Bonnie Support Services

Bonnie Support Services

Love Bombing

Love Bombing: Control and abuse wrapped in a pretty package

Perpetrators of domestic violence often don’t start their relationships by being violent or abusive. They often start their relationships with a different type of manipulation that can come across as love and affection, which I think makes it that much scarier. This tactic is called, ‘love bombing’.

According to Relationships Australia, love bombing is a form of emotional manipulation and abuse utilised to earn someone’s trust and make someone easy to isolate and control. Love bombing was originally coined to describe the tactics cult members used to lure people into their organisation. Since this time, love bombing has become a recurrent practice of perpetrators of domestic violence.

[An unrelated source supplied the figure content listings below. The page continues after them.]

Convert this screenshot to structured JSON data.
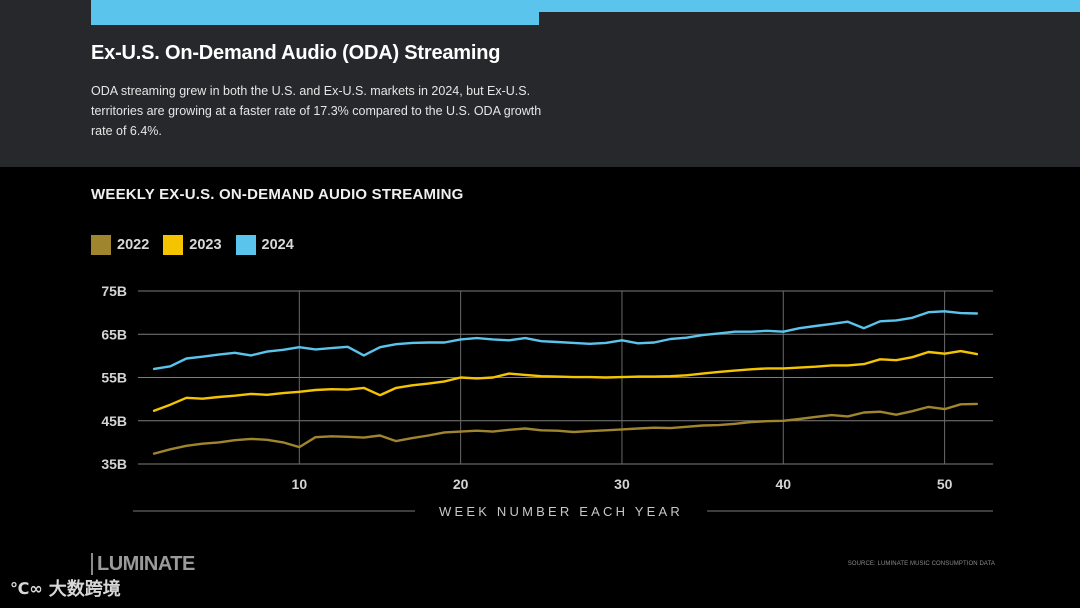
{
  "header": {
    "title": "Ex-U.S. On-Demand Audio (ODA) Streaming",
    "description": "ODA streaming grew in both the U.S. and Ex-U.S. markets in 2024, but Ex-U.S. territories are growing at a faster rate of 17.3% compared to the U.S. ODA growth rate of 6.4%.",
    "accent_color": "#5bc4ec"
  },
  "chart_data": {
    "type": "line",
    "title": "WEEKLY EX-U.S. ON-DEMAND AUDIO STREAMING",
    "xlabel": "WEEK NUMBER EACH YEAR",
    "ylabel": "",
    "xlim": [
      0,
      53
    ],
    "ylim": [
      35,
      75
    ],
    "xticks": [
      10,
      20,
      30,
      40,
      50
    ],
    "yticks": [
      35,
      45,
      55,
      65,
      75
    ],
    "ytick_labels": [
      "35B",
      "45B",
      "55B",
      "65B",
      "75B"
    ],
    "grid": true,
    "legend_position": "top-left",
    "series": [
      {
        "name": "2022",
        "color": "#a0852f",
        "values": [
          37.4,
          38.4,
          39.2,
          39.7,
          40.0,
          40.5,
          40.8,
          40.6,
          40.0,
          38.9,
          41.2,
          41.4,
          41.3,
          41.1,
          41.6,
          40.3,
          41.0,
          41.6,
          42.3,
          42.5,
          42.7,
          42.5,
          42.9,
          43.2,
          42.8,
          42.7,
          42.4,
          42.6,
          42.8,
          43.0,
          43.2,
          43.4,
          43.3,
          43.6,
          43.9,
          44.0,
          44.3,
          44.7,
          44.9,
          45.0,
          45.4,
          45.9,
          46.3,
          46.0,
          46.9,
          47.1,
          46.4,
          47.2,
          48.2,
          47.7,
          48.8,
          48.9
        ]
      },
      {
        "name": "2023",
        "color": "#f5c400",
        "values": [
          47.3,
          48.7,
          50.3,
          50.1,
          50.5,
          50.8,
          51.2,
          51.0,
          51.4,
          51.7,
          52.1,
          52.3,
          52.2,
          52.6,
          50.9,
          52.6,
          53.2,
          53.6,
          54.1,
          55.0,
          54.8,
          55.0,
          55.9,
          55.6,
          55.3,
          55.2,
          55.1,
          55.1,
          55.0,
          55.1,
          55.2,
          55.2,
          55.3,
          55.5,
          55.9,
          56.3,
          56.6,
          56.9,
          57.1,
          57.1,
          57.3,
          57.5,
          57.8,
          57.8,
          58.1,
          59.2,
          59.0,
          59.7,
          60.9,
          60.5,
          61.1,
          60.4
        ]
      },
      {
        "name": "2024",
        "color": "#5bc4ec",
        "values": [
          57.0,
          57.6,
          59.4,
          59.8,
          60.3,
          60.7,
          60.1,
          61.0,
          61.4,
          62.0,
          61.5,
          61.8,
          62.1,
          60.1,
          62.0,
          62.7,
          63.0,
          63.1,
          63.1,
          63.8,
          64.1,
          63.8,
          63.6,
          64.1,
          63.4,
          63.2,
          63.0,
          62.8,
          63.0,
          63.6,
          62.9,
          63.1,
          63.9,
          64.2,
          64.8,
          65.2,
          65.6,
          65.6,
          65.8,
          65.6,
          66.4,
          66.9,
          67.4,
          67.9,
          66.4,
          68.0,
          68.2,
          68.8,
          70.1,
          70.3,
          69.9,
          69.8
        ]
      }
    ]
  },
  "footer": {
    "logo_text": "LUMINATE",
    "source": "SOURCE: LUMINATE MUSIC CONSUMPTION DATA",
    "watermark_mark": "℃∞",
    "watermark_text": "大数跨境"
  }
}
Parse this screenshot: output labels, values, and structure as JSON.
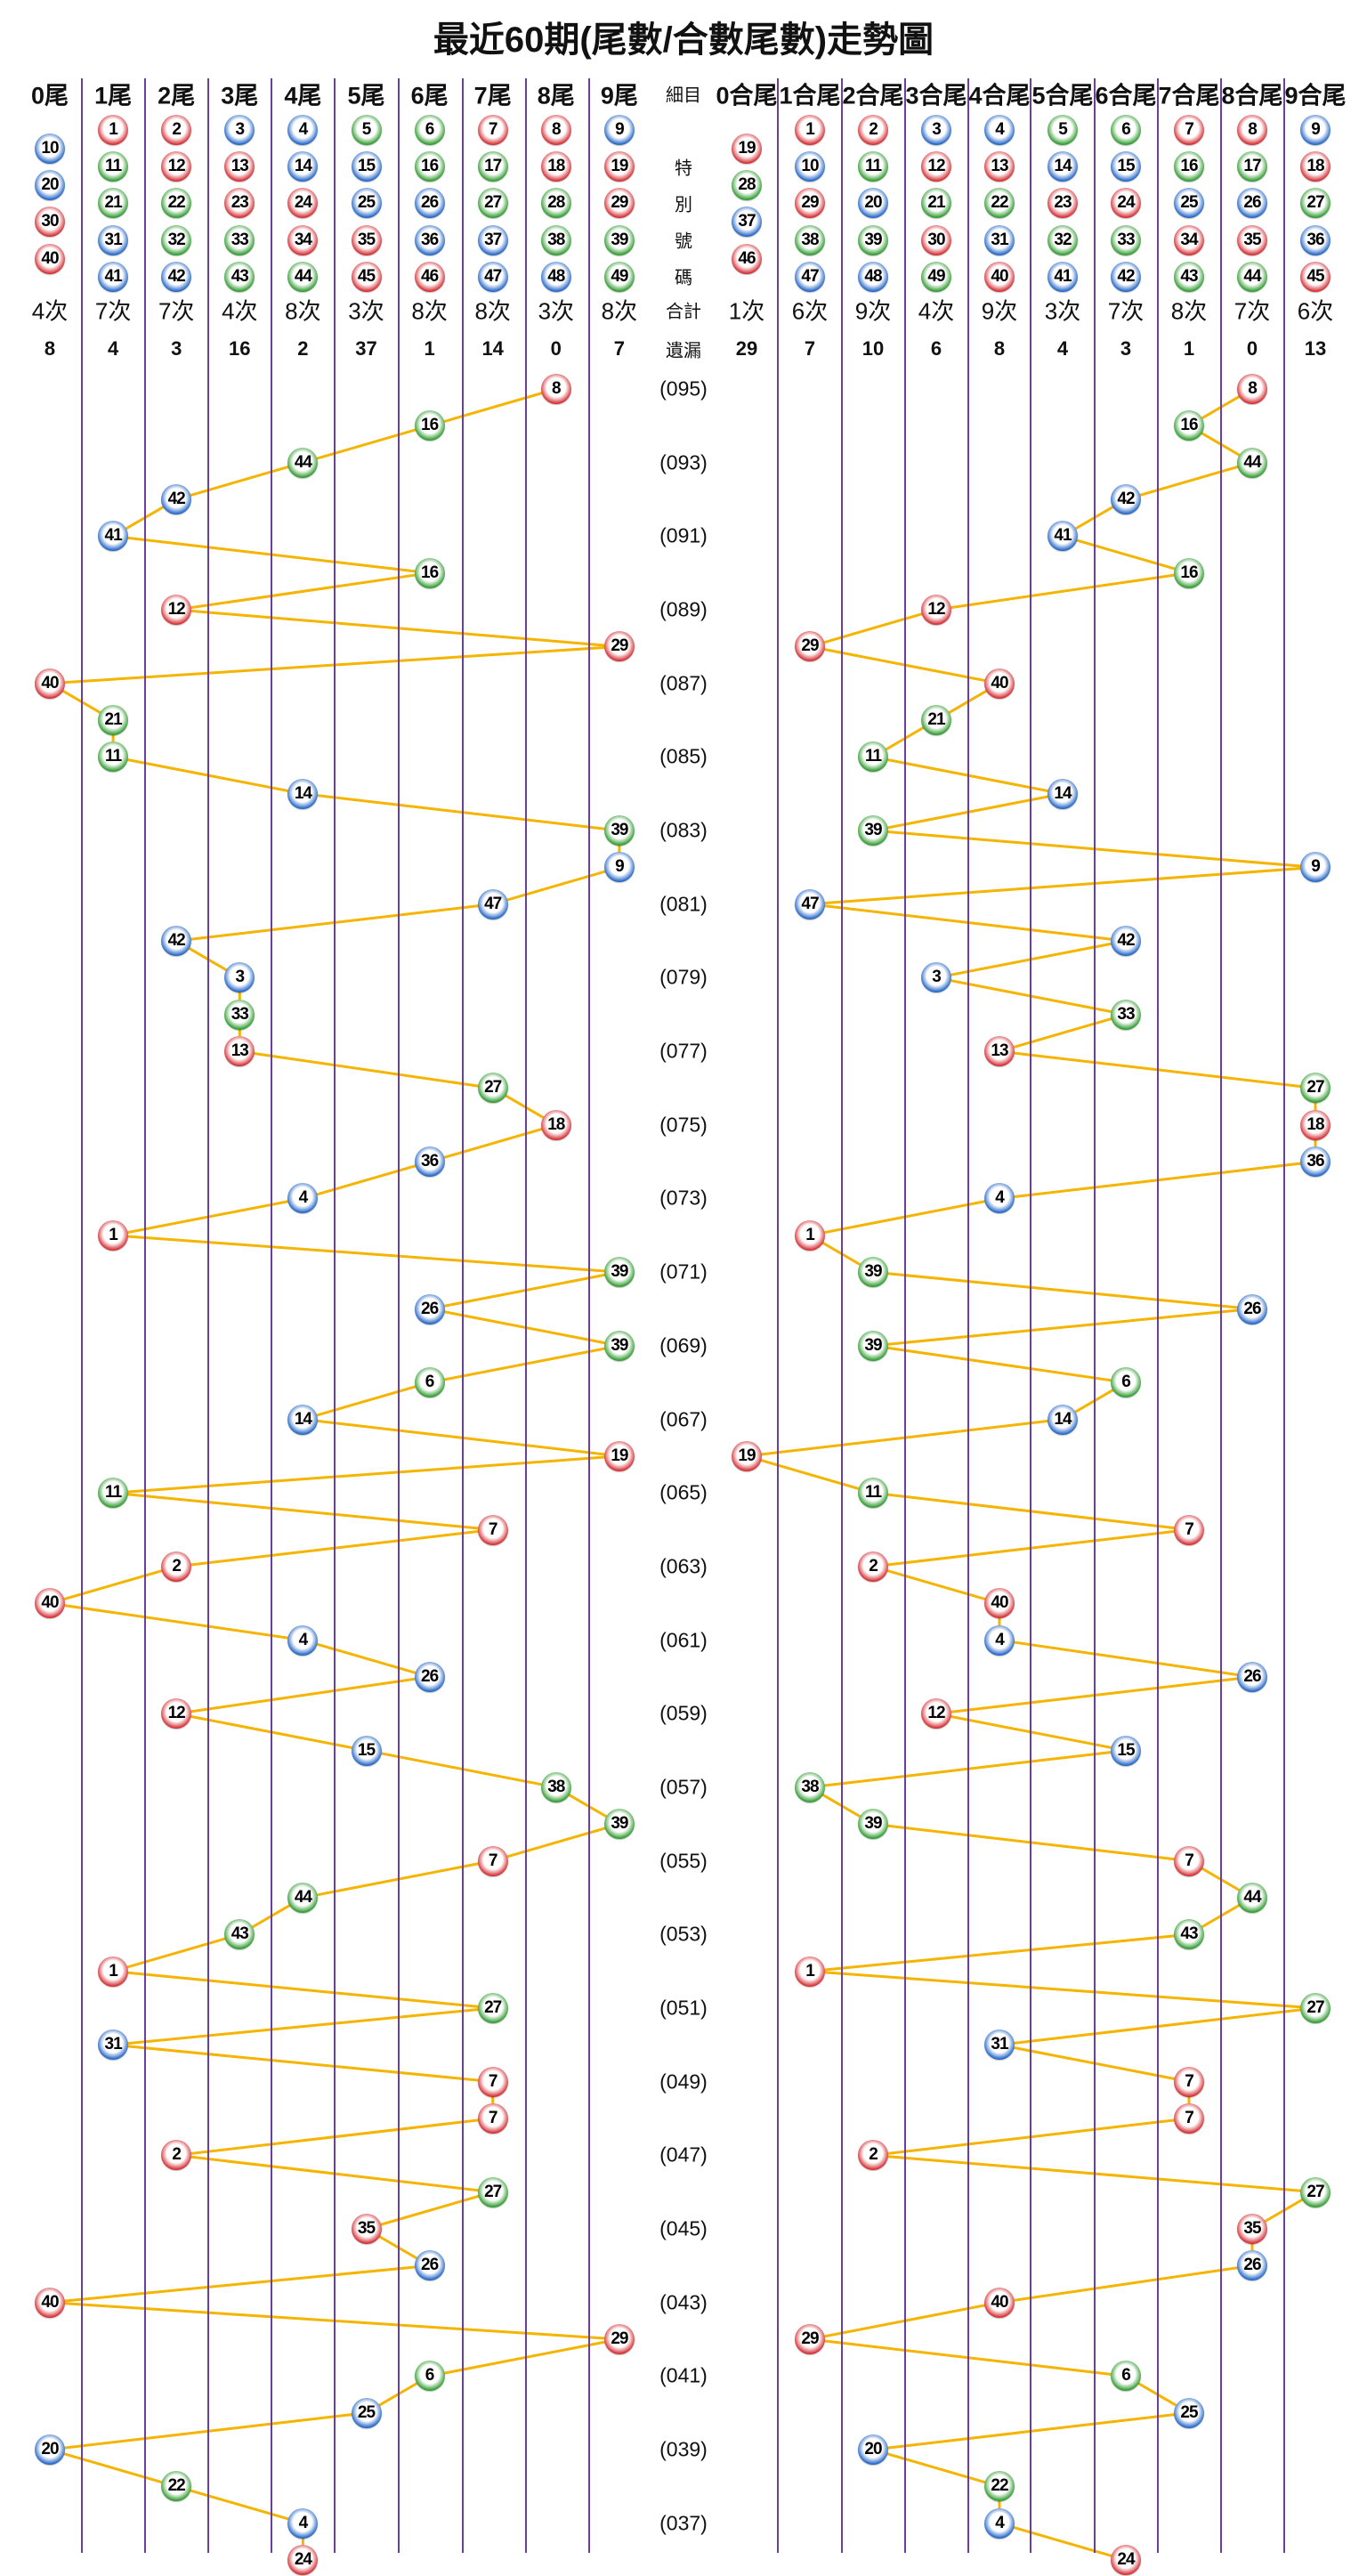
{
  "chart_data": {
    "type": "line",
    "title": "最近60期(尾數/合數尾數)走勢圖",
    "left_headers": [
      "0尾",
      "1尾",
      "2尾",
      "3尾",
      "4尾",
      "5尾",
      "6尾",
      "7尾",
      "8尾",
      "9尾"
    ],
    "right_headers": [
      "0合尾",
      "1合尾",
      "2合尾",
      "3合尾",
      "4合尾",
      "5合尾",
      "6合尾",
      "7合尾",
      "8合尾",
      "9合尾"
    ],
    "center_labels": {
      "detail": "細目",
      "special": [
        "特",
        "別",
        "號",
        "碼"
      ],
      "total": "合計",
      "missing": "遺漏"
    },
    "left_members": [
      [
        10,
        20,
        30,
        40
      ],
      [
        1,
        11,
        21,
        31,
        41
      ],
      [
        2,
        12,
        22,
        32,
        42
      ],
      [
        3,
        13,
        23,
        33,
        43
      ],
      [
        4,
        14,
        24,
        34,
        44
      ],
      [
        5,
        15,
        25,
        35,
        45
      ],
      [
        6,
        16,
        26,
        36,
        46
      ],
      [
        7,
        17,
        27,
        37,
        47
      ],
      [
        8,
        18,
        28,
        38,
        48
      ],
      [
        9,
        19,
        29,
        39,
        49
      ]
    ],
    "right_members": [
      [
        19,
        28,
        37,
        46
      ],
      [
        1,
        10,
        29,
        38,
        47
      ],
      [
        2,
        11,
        20,
        39,
        48
      ],
      [
        3,
        12,
        21,
        30,
        49
      ],
      [
        4,
        13,
        22,
        31,
        40
      ],
      [
        5,
        14,
        23,
        32,
        41
      ],
      [
        6,
        15,
        24,
        33,
        42
      ],
      [
        7,
        16,
        25,
        34,
        43
      ],
      [
        8,
        17,
        26,
        35,
        44
      ],
      [
        9,
        18,
        27,
        36,
        45
      ]
    ],
    "left_counts": [
      "4次",
      "7次",
      "7次",
      "4次",
      "8次",
      "3次",
      "8次",
      "8次",
      "3次",
      "8次"
    ],
    "left_missing": [
      "8",
      "4",
      "3",
      "16",
      "2",
      "37",
      "1",
      "14",
      "0",
      "7"
    ],
    "right_counts": [
      "1次",
      "6次",
      "9次",
      "4次",
      "9次",
      "3次",
      "7次",
      "8次",
      "7次",
      "6次"
    ],
    "right_missing": [
      "29",
      "7",
      "10",
      "6",
      "8",
      "4",
      "3",
      "1",
      "0",
      "13"
    ],
    "period_labels": [
      "(095)",
      "(093)",
      "(091)",
      "(089)",
      "(087)",
      "(085)",
      "(083)",
      "(081)",
      "(079)",
      "(077)",
      "(075)",
      "(073)",
      "(071)",
      "(069)",
      "(067)",
      "(065)",
      "(063)",
      "(061)",
      "(059)",
      "(057)",
      "(055)",
      "(053)",
      "(051)",
      "(049)",
      "(047)",
      "(045)",
      "(043)",
      "(041)",
      "(039)",
      "(037)"
    ],
    "numbers": [
      8,
      16,
      44,
      42,
      41,
      16,
      12,
      29,
      40,
      21,
      11,
      14,
      39,
      9,
      47,
      42,
      3,
      33,
      13,
      27,
      18,
      36,
      4,
      1,
      39,
      26,
      39,
      6,
      14,
      19,
      11,
      7,
      2,
      40,
      4,
      26,
      12,
      15,
      38,
      39,
      7,
      44,
      43,
      1,
      27,
      31,
      7,
      7,
      2,
      27,
      35,
      26,
      40,
      29,
      6,
      25,
      20,
      22,
      4,
      24
    ],
    "ball_colors": {
      "red": [
        1,
        2,
        7,
        8,
        12,
        13,
        18,
        19,
        23,
        24,
        29,
        30,
        34,
        35,
        40,
        45,
        46
      ],
      "blue": [
        3,
        4,
        9,
        10,
        14,
        15,
        20,
        25,
        26,
        31,
        36,
        37,
        41,
        42,
        47,
        48
      ],
      "green": [
        5,
        6,
        11,
        16,
        17,
        21,
        22,
        27,
        28,
        32,
        33,
        38,
        39,
        43,
        44,
        49
      ]
    },
    "colors": {
      "red": "#d42a30",
      "blue": "#1f63c6",
      "green": "#2c9a2c",
      "trend_line": "#f4b400",
      "column_line": "#6b3fa0"
    }
  }
}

Love bombing can look like a few different things but most commonly takes on the form of showering someone in excessive gifts, praise or attention. This type of behaviour often leads a person to feel they owe their partner for all the nice things they do for them to the point they feel uncomfortable saying no or setting boundaries. Perpetrators will even overtly use these gifts, praises or attention to guilt their partner into behaving in a certain way. Additionally, this behaviour can lead to serious isolation as the person may feel pressured by their partner to spend all their time with them or cut certain people out of their lives.

It’s also important to note that love bombing doesn’t only occur at the beginning of relationships. Often love bombing occurs throughout the relationship as a part of the cycle of violence in the context of the perpetrator manipulating their partner after a violent incident. The perpetrator may shower their partner in gifts and compliments, and take them out for a fancy dinner, all while trying to minimise the violence and persuade the partner that the violence won’t happen again. This is all done to appear remorseful and to prevent the partner from leaving, so they can continue to control and abuse.

Unfortunately love bombing is often romanticised in pop culture, with serious displays of jealousy, stalking and control portrayed as exciting signs of the affection and dedication of the perpetrator. However, love bombing is actually a serious early warning sign of threatening and violent behaviour that comes as the relationship progresses or is indicative of more pervasive abuse already existing within the relationship.

It’s human to want a partner to buy you nice things, tell you how beautiful you are, and tell you how much they care. However, there is a fine line between affection and love bombing. Early on in your relationship, if you feel that you are experiencing love bombing, try and have a conversation about boundaries with your partner. If they do not respect those boundaries, try and safely end the relationship or seek support about how to safely leave. It is also important to maintain a strong social support outside of your partner such as safe friends and family members who you can reach out to for support.

Every single person deserves a partner who is caring, loving, and attentive. No one deserves a partner who is manipulative, controlling or violent. Love bombings tries to blur these lines between love and abuse. If your partner truly loves and respects you, they will be patient, understanding, trusting and kind. Trust your gut if a relationship doesn’t quite feel right. Make sure you support your friends or family if you see red flags in their relationship. If you’re not sure if what you’re experiencing is love bombing, speak to your friends, family or a local DV service about your concerns. No one is ever truly alone in what they are going through because help is always out there.